Mit Hinblick auf die im obigen Leserbrief beschriebene Praxis der IV-Stellen, Renten auch nur schon bei Verdacht einzustellen und die Begutachtung dann monatelang hinauszuzögern, ist ersteinmal fraglich, ob der Entzug einer IV-Rente tatsächlich in jedem Fall mit einem Betrug gleichzusetzen ist und zum Zweiten können keine 40 Betrugsfälle hängig sein – sondern nur Verdachtsfälle. Denn erst wenn sich der Verdacht bestätigt (oder widerlegt wird) sind die Fälle nicht mehr hängig.

Ich frage mich langsam; gibt es eigentlich irgend eine interne Weisung an die IV-Stellen, in Pressemitteilungen oder sonstigen Äusserungen gegenüber den Medien die Zahl der IV-Betrüger massiv höher aussehen zu lassen, als sie wirklich ist?

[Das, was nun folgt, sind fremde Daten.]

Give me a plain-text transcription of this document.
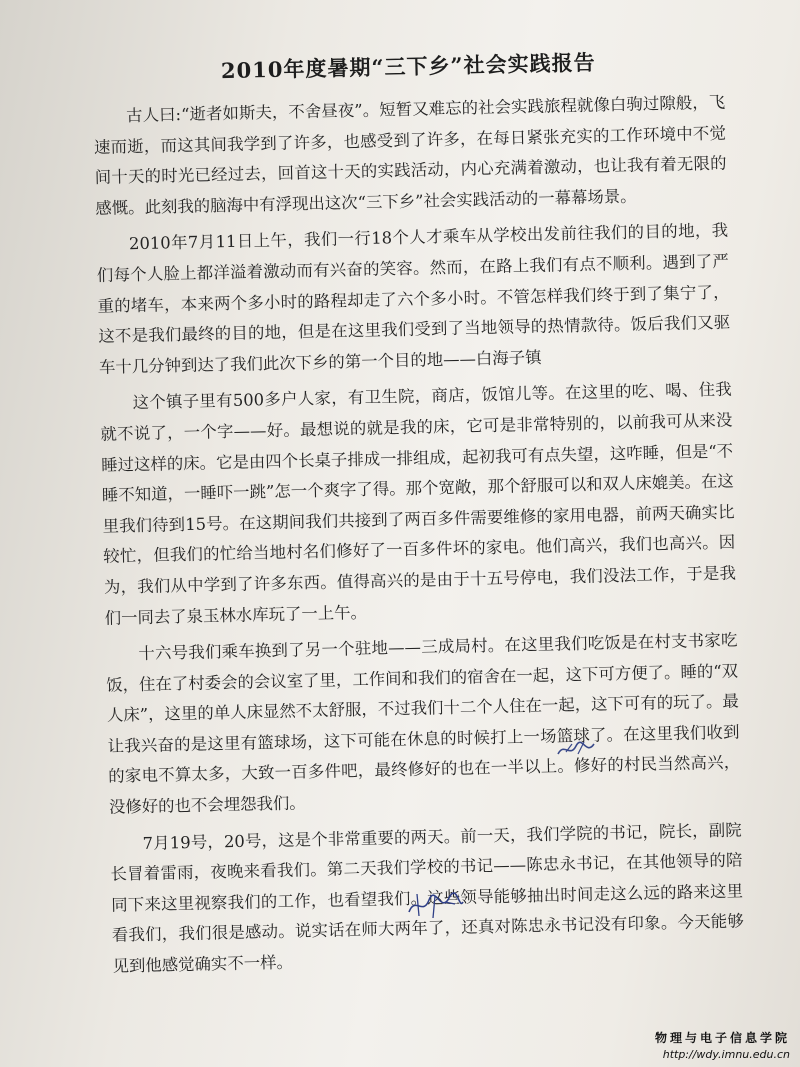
2010年度暑期“三下乡”社会实践报告

古人曰:“逝者如斯夫，不舍昼夜”。短暂又难忘的社会实践旅程就像白驹过隙般，飞速而逝，而这其间我学到了许多，也感受到了许多，在每日紧张充实的工作环境中不觉间十天的时光已经过去，回首这十天的实践活动，内心充满着激动，也让我有着无限的感慨。此刻我的脑海中有浮现出这次“三下乡”社会实践活动的一幕幕场景。

2010年7月11日上午，我们一行18个人才乘车从学校出发前往我们的目的地，我们每个人脸上都洋溢着激动而有兴奋的笑容。然而，在路上我们有点不顺利。遇到了严重的堵车，本来两个多小时的路程却走了六个多小时。不管怎样我们终于到了集宁了，这不是我们最终的目的地，但是在这里我们受到了当地领导的热情款待。饭后我们又驱车十几分钟到达了我们此次下乡的第一个目的地——白海子镇

这个镇子里有500多户人家，有卫生院，商店，饭馆儿等。在这里的吃、喝、住我就不说了，一个字——好。最想说的就是我的床，它可是非常特别的，以前我可从来没睡过这样的床。它是由四个长桌子排成一排组成，起初我可有点失望，这咋睡，但是“不睡不知道，一睡吓一跳”怎一个爽字了得。那个宽敞，那个舒服可以和双人床媲美。在这里我们待到15号。在这期间我们共接到了两百多件需要维修的家用电器，前两天确实比较忙，但我们的忙给当地村名们修好了一百多件坏的家电。他们高兴，我们也高兴。因为，我们从中学到了许多东西。值得高兴的是由于十五号停电，我们没法工作，于是我们一同去了泉玉林水库玩了一上午。

十六号我们乘车换到了另一个驻地——三成局村。在这里我们吃饭是在村支书家吃饭，住在了村委会的会议室了里，工作间和我们的宿舍在一起，这下可方便了。睡的“双人床”，这里的单人床显然不太舒服，不过我们十二个人住在一起，这下可有的玩了。最让我兴奋的是这里有篮球场，这下可能在休息的时候打上一场篮球了。在这里我们收到的家电不算太多，大致一百多件吧，最终修好的也在一半以上。修好的村民当然高兴，没修好的也不会埋怨我们。

7月19号，20号，这是个非常重要的两天。前一天，我们学院的书记，院长，副院长冒着雷雨，夜晚来看我们。第二天我们学校的书记——陈忠永书记，在其他领导的陪同下来这里视察我们的工作，也看望我们。这些领导能够抽出时间走这么远的路来这里看我们，我们很是感动。说实话在师大两年了，还真对陈忠永书记没有印象。今天能够见到他感觉确实不一样。

物理与电子信息学院
http://wdy.imnu.edu.cn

Auch Donald Locher, der Direktor der Luzerner IV-Stelle gab zwar zu, dass die Ende Januar 2011 von 20 Minuten verbreitete Zahl von 140 Betrügern aus dem Kanton Luzern falsch war und er eigentlich von 140 bearbeiteten Fällen gesprochen hatte. Über die reale Anzahl der Betrugsfälle hüllte er sich dann aber in vornehmes Schweigen.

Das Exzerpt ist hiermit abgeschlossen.